« Nous pouvons être fiers d’être le premier pays d’Europe », s’est félicité le ministre de la Culture Franck Riester. Après les sénateurs, les députés ont eux-aussi approuvé, mardi 23 juillet, l’instauration d’un « droit voisin ». La France devient ainsi le premier état européen à transposer la directive européenne dans son droit national.
Cette proposition de loi, adoptée par 81 voix contre une, lors d’un ultime vote de l’Assemblée, est la première transcription de l’article 15 (ex-11) de la directive européenne sur le droit d’auteur, approuvée fin mars par le Parlement européen. Dernière étape : la promulgation de la loi par le président dans les semaines à venir.
« La presse n’est pas un produit comme les autres »
Ce « droit voisin » au droit d’auteur au bénéfice des agences et des éditeurs de presse est destiné à rééquilibrer leurs relations avec les géants du numérique comme Google ou Facebook. Il vise essentiellement les agrégateurs d’informations, tels que Google News.

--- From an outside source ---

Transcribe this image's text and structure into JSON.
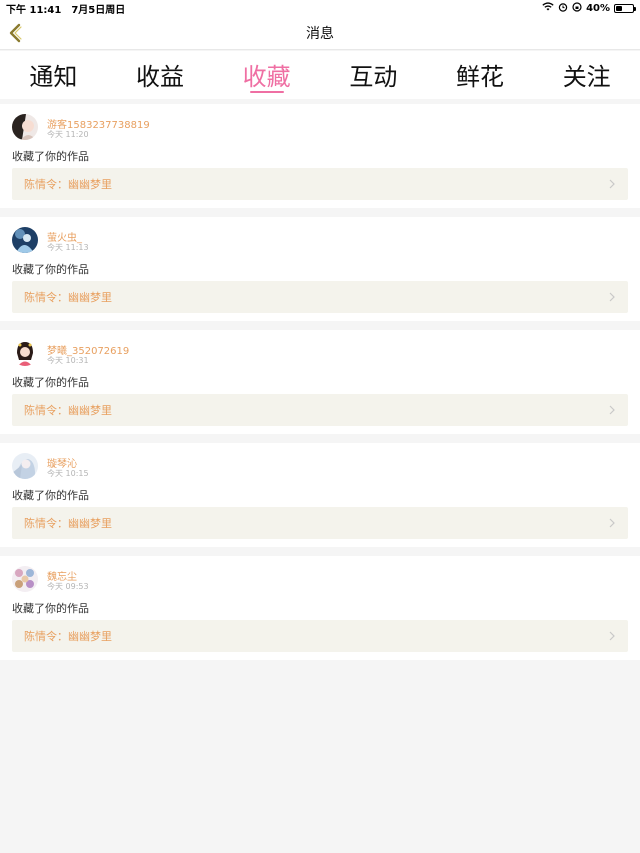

« L‘Assemblée a su se rassembler pour montrer aux Gafa (Google, Amazon, Facebook et Apple) qu’en démocratie, la presse n’est pas un produit comme les autres », a ajouté le rapporteur Patrick Mignola (MoDem).
Le texte adopté exclut cependant « les actes d’hyperlien ainsi que les mots isolés et les très courts extraits d’une publication de presse » du champ de la protection du droit voisin, dont la durée est fixée à deux ans, conformément à la directive européenne.
« Une part appropriée et équitable »
L’adoption de cette proposition de loi, initiée par le sénateur David Assouline (PS), ouvre la voie à des négociations portant notamment sur l’assiette et les modalités de rémunération, ou encore sur le choix de la société chargée de la collecte et de la gestion des fonds.
« Le montant de la rémunération […] devra prendre en compte des éléments tels que les investissements humains, matériels et financiers réalisés » par les éditeurs et agences, ainsi que « leur contribution à l’information politique et générale », précise le texte qui entend favoriser ainsi la qualité plutôt que l’audience.
« Pillé par les GAFA »
Les journalistes professionnels et les autres auteurs des œuvres publiées (photographies et vidéos incluses) auront également droit à « une part appropriée et équitable » de la rémunération, indique la proposition de loi.
« C’est l’aboutissement d’un long travail que nous portons depuis trois ans », a déclaré à l’AFP Florence Braka, directrice générale de la Fédération française des agences de presse, qui observe que « les informations coûtent cher à produire et les contenus, notamment les photos, sont pillés via les plates-formes ».
Un périmètre trop flou ?
En revanche, l’Association des services internet communautaire (ASIC) qui compte Google et Facebook parmi ses membres, a souligné dans un communiqué les « exceptions » consacrées par le Parlement, « protégeant la libre circulation de l’information et le libre choix des éditeurs et acteurs du numérique ».
👩💻Diffuser des liens avec de courts extraits et aperçus sera encore possible librement et gratuitement.
➡️Le Parlement vote définitivement la création d'un droit voisin assorti d'exceptions pour garantir la liberté de circulation de l'information – https://t.co/jMrB9mmWU9— ASIC (@L_ASIC) July 23, 2019
Elle s’est également réjouie que « malgré les craintes, la loi ne crée pas d’obligation de rémunération systématique pour chaque lien hypertexte », mais a regretté qu’elle « n’ait pas clarifié ce qu’il faut entendre par “très court extraits” d’une publication de presse ».
Interrogative sur « le périmètre d’application de la loi », elle s’est aussi demandée « si des contenus qui ne seraient pas d’information politique et générale » entrent ou non « dans le périmètre du nouveau droit », et même « s’ils seraient légitimes à recevoir une rémunération ».
Les pays membres de l’UE ont jusqu’au 17 avril 2021 pour transposer la directive européenne sur le droit d’auteur dans leur législation nationale.